Argued for the respondent Darroch—(1) It was impossible to fix a building line with reference to a moveable boundary. The centre of the road must therefore be taken
Page: 418↓
as at the date of the feu-contract. (2) The vassal was bound not only to build the houses on the line to be fixed by the superior, but also to maintain them in good and sufficient repair. That showed that the obligation was continuous and not limited to the original building— Forrest v. Governors of George Watson's Hospital, December 15, 1905, 8 F. 341, 43 S.L.R. 183. It was to be presumed that the line had been duly fixed by the superior — Sutherland v. Barbour, November 17, 1887, 15 R. 62, 25 S.L.R. 66. At advising—
Following upon the feu-contract the houses were built, and were built upon a line which is admittedly twenty-five feet from the centre of the road as it then existed. Since the date of the feu-contract, however, the width of the road has been increased by the addition of a strip of ground on the side away from the houses, and the successor in the feu of one of the houses, which is No. 1 on the plan, now wishes to extend the buildings on his feu up to the edge of the road as it at present exists, maintaining that, in view of the additional breadth which has been added to the road, the front wall of his house will not be less than twenty-five feet from the middle of the road.

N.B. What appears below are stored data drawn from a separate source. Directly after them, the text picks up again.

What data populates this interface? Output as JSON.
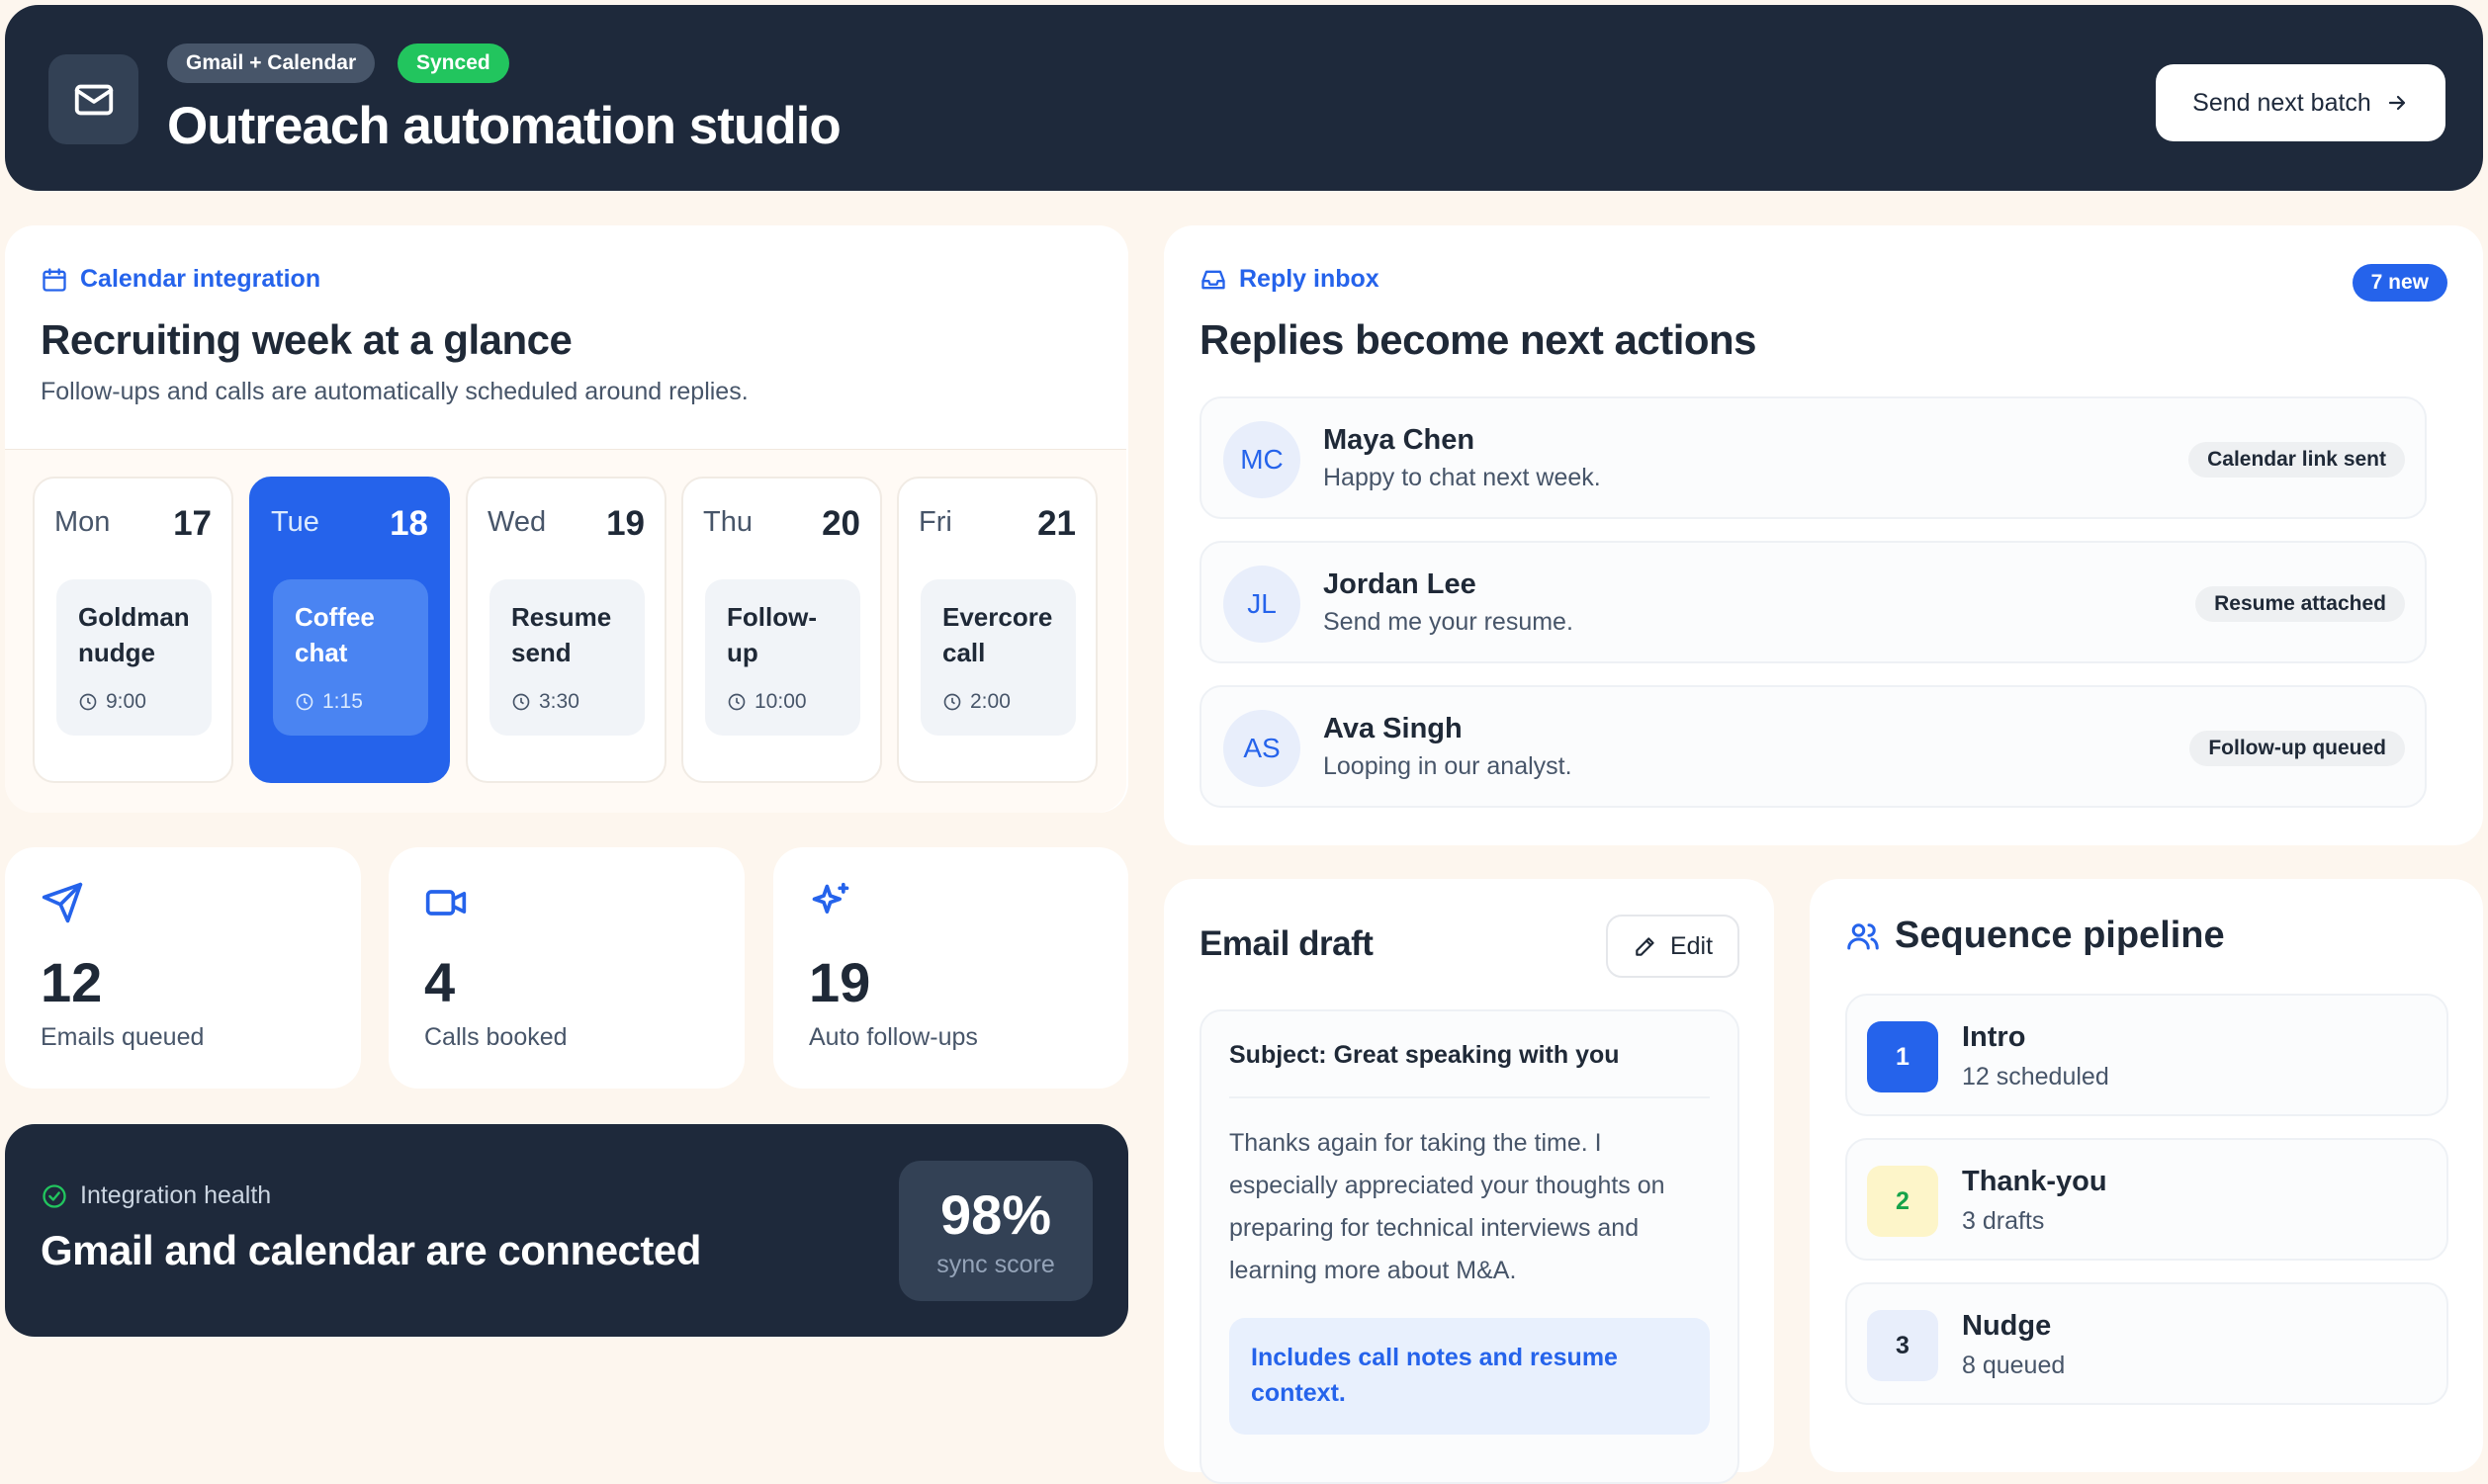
{
  "header": {
    "tag_integration": "Gmail + Calendar",
    "tag_status": "Synced",
    "title": "Outreach automation studio",
    "send_button": "Send next batch"
  },
  "calendar": {
    "eyebrow": "Calendar integration",
    "title": "Recruiting week at a glance",
    "subtitle": "Follow-ups and calls are automatically scheduled around replies.",
    "days": [
      {
        "name": "Mon",
        "num": "17",
        "event_line1": "Goldman",
        "event_line2": "nudge",
        "time": "9:00",
        "active": false
      },
      {
        "name": "Tue",
        "num": "18",
        "event_line1": "Coffee",
        "event_line2": "chat",
        "time": "1:15",
        "active": true
      },
      {
        "name": "Wed",
        "num": "19",
        "event_line1": "Resume",
        "event_line2": "send",
        "time": "3:30",
        "active": false
      },
      {
        "name": "Thu",
        "num": "20",
        "event_line1": "Follow-",
        "event_line2": "up",
        "time": "10:00",
        "active": false
      },
      {
        "name": "Fri",
        "num": "21",
        "event_line1": "Evercore",
        "event_line2": "call",
        "time": "2:00",
        "active": false
      }
    ]
  },
  "stats": [
    {
      "icon": "send-icon",
      "value": "12",
      "label": "Emails queued"
    },
    {
      "icon": "video-icon",
      "value": "4",
      "label": "Calls booked"
    },
    {
      "icon": "sparkles-icon",
      "value": "19",
      "label": "Auto follow-ups"
    }
  ],
  "health": {
    "eyebrow": "Integration health",
    "title": "Gmail and calendar are connected",
    "score": "98%",
    "score_label": "sync score"
  },
  "inbox": {
    "eyebrow": "Reply inbox",
    "badge": "7 new",
    "title": "Replies become next actions",
    "replies": [
      {
        "initials": "MC",
        "name": "Maya Chen",
        "message": "Happy to chat next week.",
        "tag": "Calendar link sent"
      },
      {
        "initials": "JL",
        "name": "Jordan Lee",
        "message": "Send me your resume.",
        "tag": "Resume attached"
      },
      {
        "initials": "AS",
        "name": "Ava Singh",
        "message": "Looping in our analyst.",
        "tag": "Follow-up queued"
      }
    ]
  },
  "draft": {
    "title": "Email draft",
    "edit_button": "Edit",
    "subject": "Subject: Great speaking with you",
    "body_lines": [
      "Thanks again for taking the time. I",
      "especially appreciated your thoughts on",
      "preparing for technical interviews and",
      "learning more about M&A."
    ],
    "note_line1": "Includes call notes and resume",
    "note_line2": "context."
  },
  "pipeline": {
    "title": "Sequence pipeline",
    "steps": [
      {
        "num": "1",
        "name": "Intro",
        "meta": "12 scheduled"
      },
      {
        "num": "2",
        "name": "Thank-you",
        "meta": "3 drafts"
      },
      {
        "num": "3",
        "name": "Nudge",
        "meta": "8 queued"
      }
    ]
  },
  "colors": {
    "accent": "#2563eb",
    "dark": "#1e293b",
    "success": "#22c55e",
    "background": "#fdf6ee"
  }
}
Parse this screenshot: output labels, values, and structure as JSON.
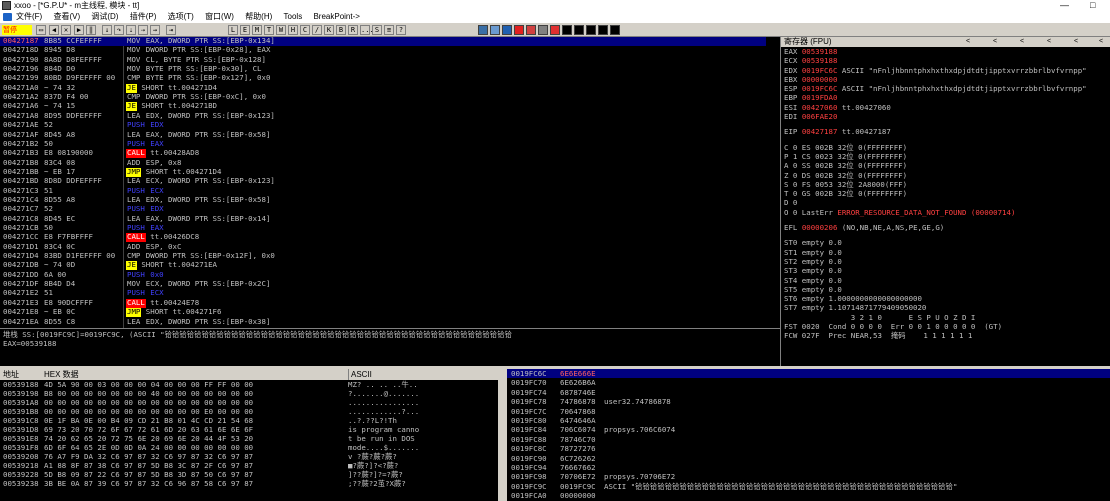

We had an interesting argument from Mr Moncrieff on the clause “twenty-five feet back from the centre thereof,” the question being whether, in view of the centre of the road being a relative term, the stipulation must not always be read in the light of the facts existing at the time of its application. This raises a question of some difficulty which I do not think it necessary to decide, because the matter is really ruled by the following clause—that the buildings are to be erected on the exact line to be fixed by the superior. That clause is obviously not meant to apply to one time alone. I think its effect was to make it a rule of the feu that the line once settled was to be thereafter maintained, and that the only person who could release the vassal from the restriction was the superior. Now, here it is the superior who is objecting to the vassal's proposed alteration, and there is no doubt of his title to do so. Accordingly, I am clearly of opinion that the practical result arrived at by the Dean of Guild was right, and that the appeal should be dismissed.
The Court refused the appeal.
Counsel for the Petitioner (Appellant)— Graham Stewart, K.C.— Moncrieff. Agents — Simpson & Marwick, W. S.
Counsel for the Respondent Darroch— Sandeman. Agents— Skene, Edwards, & Garson, W.S.
Counsel for the Respondent the Master of Works— G. Watt, K.C.— Munro. Agents — Paterson & Salmon, W.S.